Python dependency update strategy (Dependabot for pip, or Renovate) is adopted repo-by-repo. The baseline Dependabot template includes a pip entry, but repos may need to adjust it for their specific requirements file layout.

For pip requirements repositories, requirements.txt is the runtime dependency file and requirements-dev.txt is the standard development/test dependency file. Keep pytest, coverage, Ruff, and test helpers out of runtime requirements. New Python baselines should include requirements-dev.txt with at least pytest, coverage, and ruff.
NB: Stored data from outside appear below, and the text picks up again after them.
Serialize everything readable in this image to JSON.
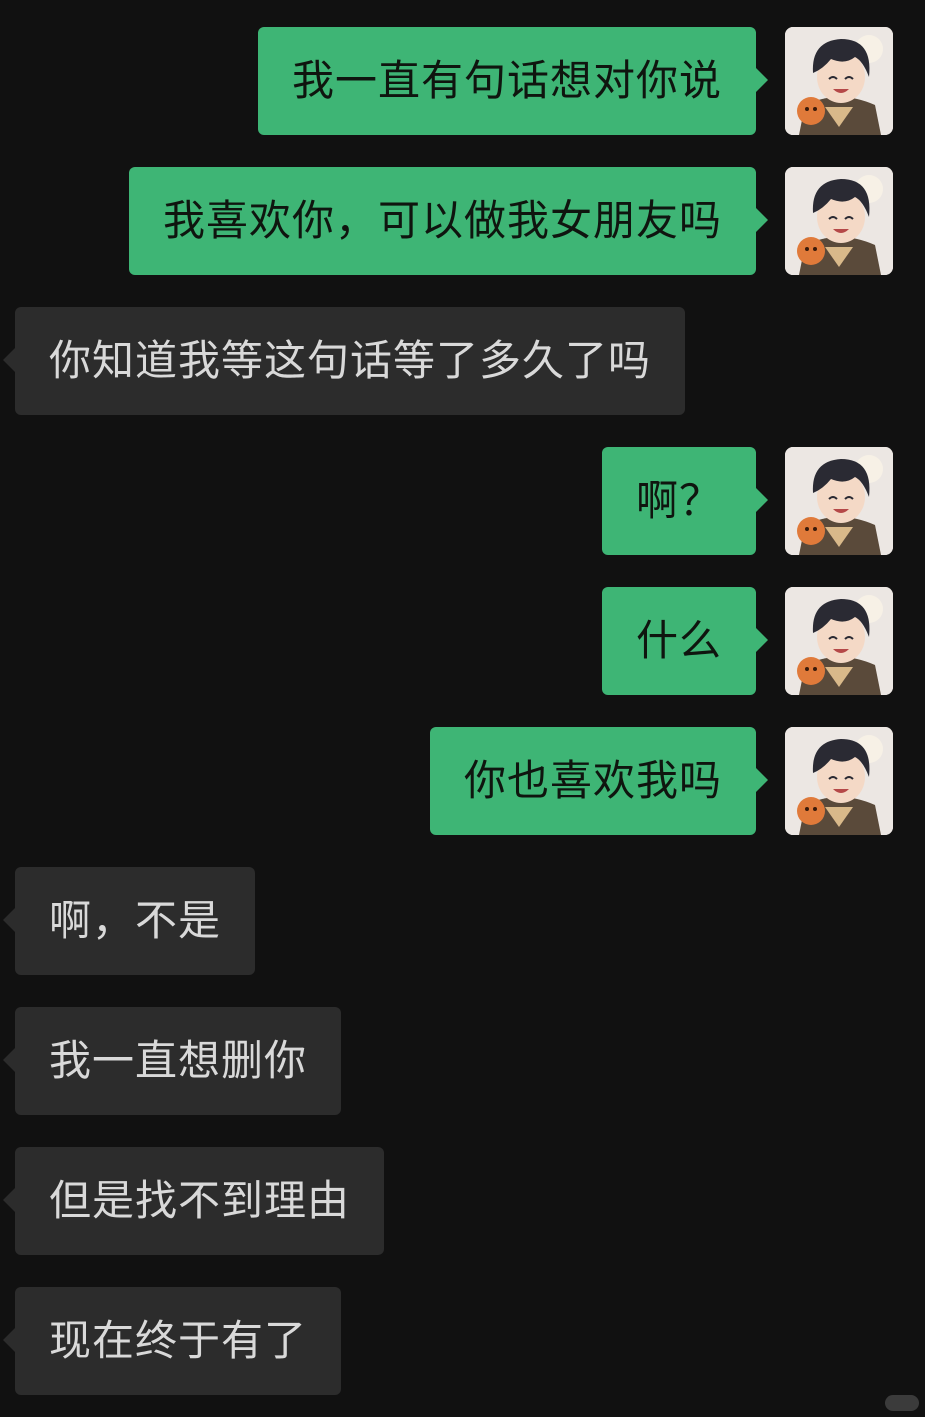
{
  "messages": [
    {
      "side": "me",
      "text": "我一直有句话想对你说",
      "avatar": "avatar-anime-boy-icon"
    },
    {
      "side": "me",
      "text": "我喜欢你，可以做我女朋友吗",
      "avatar": "avatar-anime-boy-icon"
    },
    {
      "side": "them",
      "text": "你知道我等这句话等了多久了吗"
    },
    {
      "side": "me",
      "text": "啊？",
      "avatar": "avatar-anime-boy-icon"
    },
    {
      "side": "me",
      "text": "什么",
      "avatar": "avatar-anime-boy-icon"
    },
    {
      "side": "me",
      "text": "你也喜欢我吗",
      "avatar": "avatar-anime-boy-icon"
    },
    {
      "side": "them",
      "text": "啊，不是"
    },
    {
      "side": "them",
      "text": "我一直想删你"
    },
    {
      "side": "them",
      "text": "但是找不到理由"
    },
    {
      "side": "them",
      "text": "现在终于有了"
    }
  ],
  "colors": {
    "background": "#111111",
    "my_bubble": "#3eb575",
    "their_bubble": "#2c2c2c"
  }
}
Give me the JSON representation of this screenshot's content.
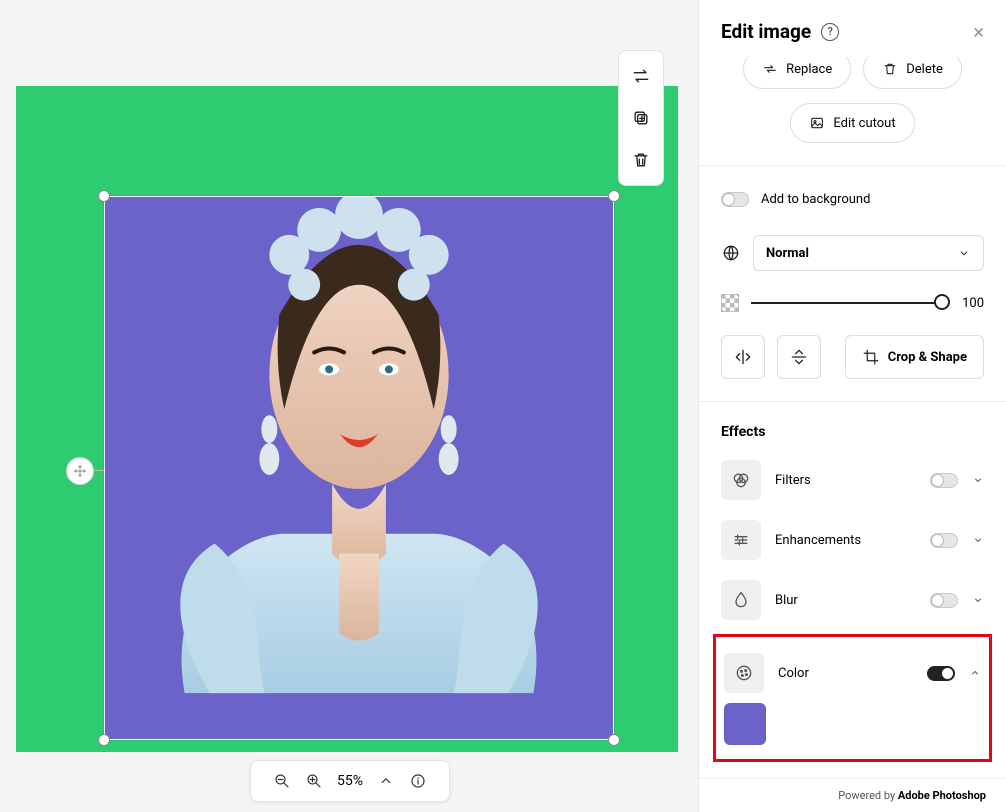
{
  "panel": {
    "title": "Edit image",
    "actions": {
      "replace": "Replace",
      "delete": "Delete",
      "edit_cutout": "Edit cutout"
    },
    "add_to_background": "Add to background",
    "blend_mode": "Normal",
    "opacity": "100",
    "crop_shape": "Crop & Shape",
    "effects_heading": "Effects",
    "effects": {
      "filters": "Filters",
      "enhancements": "Enhancements",
      "blur": "Blur",
      "color": "Color"
    },
    "color_swatch": "#6b63c9",
    "footer_prefix": "Powered by ",
    "footer_brand": "Adobe Photoshop"
  },
  "zoom": {
    "percent": "55%"
  },
  "canvas": {
    "bg_color": "#2ecc71",
    "selection_bg": "#6b63c9"
  }
}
When adopting repo-standards on an existing repo, apply_repo_standards.py merges any missing dev packages into the file instead of skipping it.

JavaScript and TypeScript dependencies

For npm, pnpm, yarn, and bun repositories, devDependencies is the standard place for development-only tooling. Put TypeScript, ESLint, Prettier, Vitest, Jest, Mocha, coverage providers, Rulesync, Commitlint, Husky, lint-staged, and @types/* packages in devDependencies. Runtime dependencies should only contain packages needed by the app or library at runtime.

Rulesync is mandatory even when the application is not JavaScript or TypeScript. Non-Node repos should keep Python/Ruby/etc. development tools in their native dev dependency mechanism, and use a private tooling-only package.json only for Node-based repository tools such as Rulesync.

What Dependabot does NOT do

  • Dependabot does not run tests or verify compatibility. CI must catch that.
  • Dependabot does not manage system dependencies or Docker images.
  • Dependabot is not a replacement for npm audit or manual security review of breaking changes.